Modeling Hypergraph Using Large Language Models
Bingqiao Gu, Jiale Zeng, Xingqin Qi, Dong Li
TL;DR
This work tackles the scarcity of large-scale real hypergraph data by introducing HyperLLM, an LLM-driven hypergraph generator that uses a two-phase framework and a four-agent collaboration to synthesize realistic, semantically coherent hypergraphs. By grounding generation in eight universal real-world patterns and a microscopic high-order preferential attachment model, HyperLLM achieves high fidelity with minimal prior information. The method combines construction-phase iterative generation with a multi-agent evolution phase guided by high-order prompts, enabling efficient yet rich hypergraph synthesis.
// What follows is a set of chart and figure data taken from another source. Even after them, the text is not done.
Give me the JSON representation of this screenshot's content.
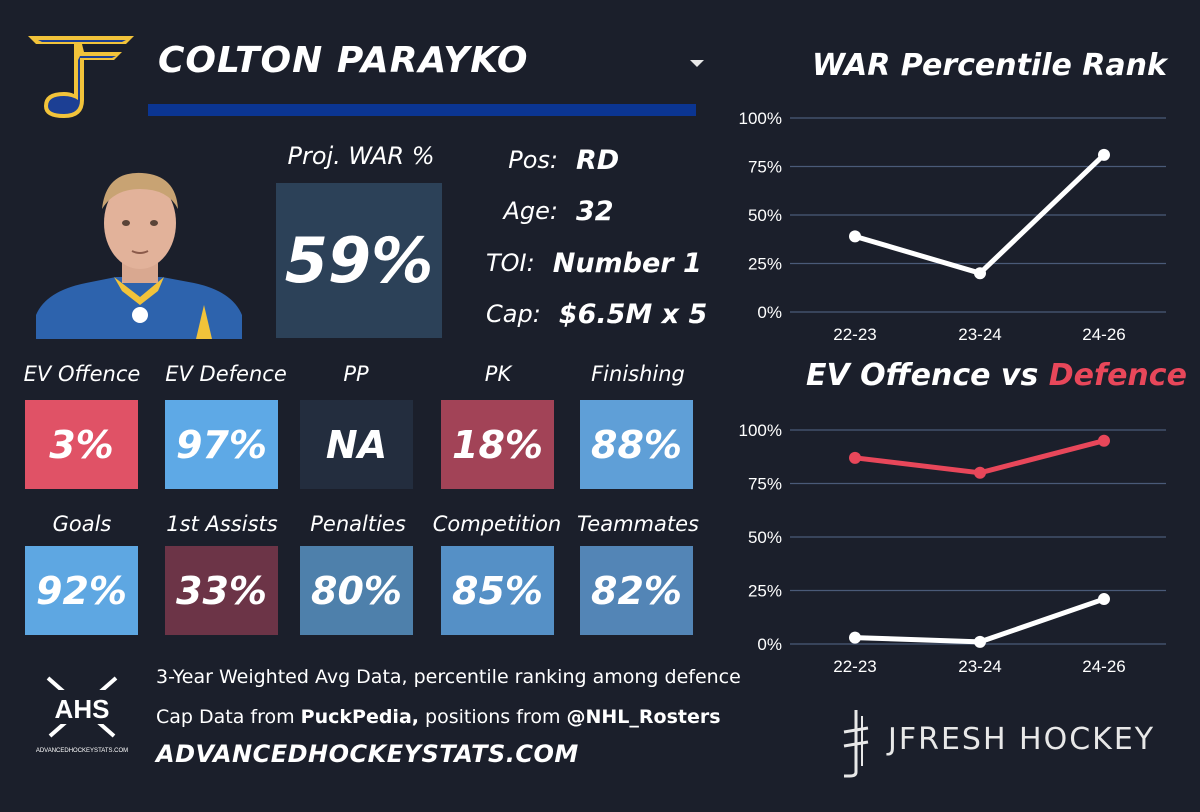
{
  "player": {
    "name": "COLTON PARAYKO",
    "proj_war_label": "Proj. WAR %",
    "proj_war_value": "59%"
  },
  "info": [
    {
      "label": "Pos:",
      "value": "RD"
    },
    {
      "label": "Age:",
      "value": "32"
    },
    {
      "label": "TOI:",
      "value": "Number 1"
    },
    {
      "label": "Cap:",
      "value": "$6.5M x 5"
    }
  ],
  "stats": [
    {
      "label": "EV Offence",
      "value": "3%",
      "color": "#e05266"
    },
    {
      "label": "EV Defence",
      "value": "97%",
      "color": "#5ea9e6"
    },
    {
      "label": "PP",
      "value": "NA",
      "color": "#232d3e"
    },
    {
      "label": "PK",
      "value": "18%",
      "color": "#a24357"
    },
    {
      "label": "Finishing",
      "value": "88%",
      "color": "#5f9fd7"
    },
    {
      "label": "Goals",
      "value": "92%",
      "color": "#5ea7e2"
    },
    {
      "label": "1st Assists",
      "value": "33%",
      "color": "#6c3447"
    },
    {
      "label": "Penalties",
      "value": "80%",
      "color": "#4e80ab"
    },
    {
      "label": "Competition",
      "value": "85%",
      "color": "#5590c6"
    },
    {
      "label": "Teammates",
      "value": "82%",
      "color": "#5385b6"
    }
  ],
  "footer": {
    "line1": "3-Year Weighted Avg Data, percentile ranking among defence",
    "line2_pre": "Cap Data from ",
    "line2_b1": "PuckPedia,",
    "line2_mid": " positions from ",
    "line2_b2": "@NHL_Rosters",
    "site": "ADVANCEDHOCKEYSTATS.COM",
    "ahs_text": "AHS",
    "ahs_sub": "ADVANCEDHOCKEYSTATS.COM",
    "brand": "JFRESH HOCKEY"
  },
  "colors": {
    "background": "#1b1f2b",
    "name_bar": "#0b3592",
    "war_box": "#2c4158",
    "offence_line": "#e8475a",
    "defence_line": "#ffffff"
  },
  "chart_data": [
    {
      "type": "line",
      "title": "WAR Percentile Rank",
      "categories": [
        "22-23",
        "23-24",
        "24-26"
      ],
      "series": [
        {
          "values": [
            39,
            20,
            81
          ]
        }
      ],
      "ylim": [
        0,
        100
      ],
      "yticks": [
        "0%",
        "25%",
        "50%",
        "75%",
        "100%"
      ],
      "grid": true
    },
    {
      "type": "line",
      "title_part1": "EV Offence vs ",
      "title_part2": "Defence",
      "categories": [
        "22-23",
        "23-24",
        "24-26"
      ],
      "series": [
        {
          "values": [
            87,
            80,
            95
          ],
          "color": "#e8475a"
        },
        {
          "values": [
            3,
            1,
            21
          ],
          "color": "#ffffff"
        }
      ],
      "ylim": [
        0,
        100
      ],
      "yticks": [
        "0%",
        "25%",
        "50%",
        "75%",
        "100%"
      ],
      "grid": true
    }
  ]
}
Empirical results on eight datasets demonstrate superior structural and dynamic pattern alignment, suggesting LLM-based, agent-driven frameworks as a promising direction for scalable, realistic hypergraph modeling.
Abstract
Due to the advantages of hypergraphs in modeling high-order relationships in complex systems, they have been applied to higher-order clustering, hypergraph neural networks and computer vision. These applications rely heavily on access to high-quality, large-scale real-world hypergraph data. Yet, compared to traditional pairwise graphs, real hypergraph datasets remain scarce in both scale and diversity. This shortage significantly limits the development and evaluation of advanced hypergraph learning algorithms. Therefore, how to quickly generate large-scale hypergraphs that conform to the characteristics of real networks is a crucial task that has not received sufficient attention. Motivated by recent advances in large language models (LLMs), particularly their capabilities in semantic reasoning, structured generation, and simulating human behavior, we investigate whether LLMs can facilitate hypergraph generation from a fundamentally new perspective. We introduce HyperLLM, a novel LLM-driven hypergraph generator that simulates the formation and evolution of hypergraphs through a multi-agent collaboration. The framework integrates prompts and structural feedback mechanisms to ensure that the generated hypergraphs reflect key real-world patterns. Extensive experiments across diverse datasets demonstrate that HyperLLM achieves superior fidelity to structural and temporal hypergraph patterns, while requiring minimal statistical priors. Our findings suggest that LLM-based frameworks offer a promising new direction for hypergraph modeling.